Comme j’ai pu l’expliciter dans un autre texte, l’accès à ce lieu de vie intérieure n’a été et n’est possible qu’en accueillant mes émotions et mes blessures, d’autant plus présentes que je les avaient ignorées pendant des années, faisant de mes ombres de véritables fantômes.
 
Ou, devrais-je dire, des fantasmes – fantasma veut dire fantôme en italien –, c’est-à-dire des illusions. Si nos émotions et nos blessures sont bien réelles, ce qui l’est moins c’est ce que notre ego et son fidèle allié, le mental, en font : des productions qui distinguent l’être humain de tous les autres êtres vivants ; des pensées qui, si nous n’y prenons pas garde, dirigent notre vie sur le mode « pilote automatique » alors que nous sommes persuadés de garder le contrôle du véhicule.
 
Et c’est là une étape-clé du processus de désillusion tel que je l’ai vécu : le mâyâ, concept central dans la spiritualité hindouiste, que Yvan Amar définit comme étant « notre réaction au monde et l'illusion et la souffrance qu'elle engendre » (L’effort et la grâce, 1999, p. 177). Ce que nous pensons être la réalité n’est donc qu’une construction de notre mental. Et une construction de la seule réalité tangible et incontestable : le réel que Jean-Louis Servan-Schreiber voit dans le grand tout, le non-moi, l’univers, l’inaccessible, l’essentiel, le mystérieux (C’est la vie. Essais, 2015, p. 33-36).
 

Une vision qui rejoint ce que mon intuition ainsi que le fait d'avoir côtoyé la mort m’ont si souvent soufflé à l’oreille : le silence intérieur, le Rien, le Vide sont souvent la seule réalité qui ne soit pas une illusion. Et que c’est à partir de ce « lieu-refuge » que je dois négocier avec moi-même mes actions, mes choix et mes décisions à prendre dans la réalité du théâtre de la vie qui, comme le dit Albert Einstein, « est simplement une illusion, quoique très persistante. ». Pour ma part, j’ai fait mienne la devise de Jean Bouchart d’Orval (Le Secret le mieux gardé, 2007, p. 255) : « jouer le jeu sans s'y prendre, sans s'y perdre ».
 
Cela dit, même si je vois aujourd’hui le monde comme une gigantesque tragi-comédie et que cette vision peut avoir quelque chose de ludique (de ludus, le jeu en latin), la vie me rappelle invariablement que cette philosophie s’inscrit dans une démarche spirituelle qui, pour le dire avec les mots de Jacqueline Kelen, « est âpre, tendue, exigeante : lutte intérieure contre les prétentions et les illusions du moi, gouvernement des passions, résistance active face aux tentations nombreuses sur le chemin, face à la peur (…) une ascèse, c'est-à-dire une discipline, un exercice constant, une pratique rigoureuse. » (Sois comme un roi dans ton coeur, 2015, p. 120).
 
Mon odyssée intérieure et le processus de désillusion m’ont fait me sentir souvent très mal à l’aise dans une réalité qui pour moi n’en était plus une. Je me sentais souvent complètement coupé et isolé, assistant tel un spectateur incrédule aux gesticulations de mes congénères affairés à entretenir leurs illusions.
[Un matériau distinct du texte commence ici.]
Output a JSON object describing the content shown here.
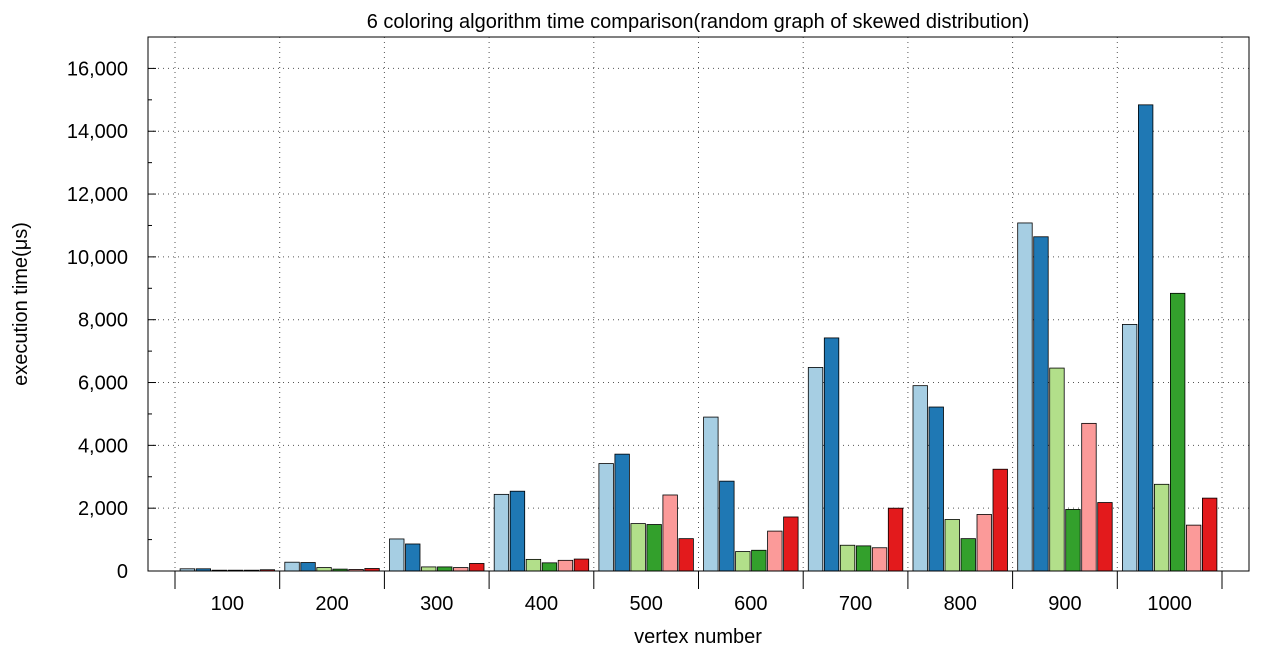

Aujourd’hui, j’ai l’impression de m’être à nouveau « réincarné » et de réinvestir mes personnages d’avant avec une conscience nouvelle. C’est un vrai soulagement de retrouver mes anciens repères et d’être en pleine possession de mes moyens physiques, psychiques et intellectuels. Et c’est aussi une source de crainte : celle de me laisser à nouveau guider par mes fantasmes, par mes illusions et par mon ego, tout puissant et narcissique ainsi qu’angoissé et anxieux.
 
Le fait de partager mon vécu ainsi que mes réflexions, doutes et convictions, comme je le fais dans le cadre de mon blog, lors des témoignages en public ou, beaucoup plus rarement, en tant que coach, me sert donc avant tout d’« Assurance-Vie » : une manière de rester « Vie-gilant » sur ce nouveau chemin. Même si ces activités peuvent également mettre en avant mon ego, que cela soit à mes yeux ou à ceux des autres. Un paradoxe dont je suis conscient et qui se révèle à la fois être une force et un frein sur ce nouveau chemin.
 
C’est certainement aussi le prix à payer pour contribuer à la genèse de l’Homme en moi et en l’autre, dans toute sa complexité, sa profondeur et son mystère. Une finalité qui, comme le soulève Georges Haldas, peut à la fois représenter « le sens le plus profond ou (une) suprême illusion » dans ma vie.
 
Je vous souhaite à toutes et à tous de cheminer en restant le plus vigilant possible : la réalité n’est souvent pas celle que l’on croit, l’illusion n’est jamais très loin et cela vaut réellement la peine de sonder ses profondeurs pour négocier valablement avec soi-même avant de le faire avec la vie et les autres.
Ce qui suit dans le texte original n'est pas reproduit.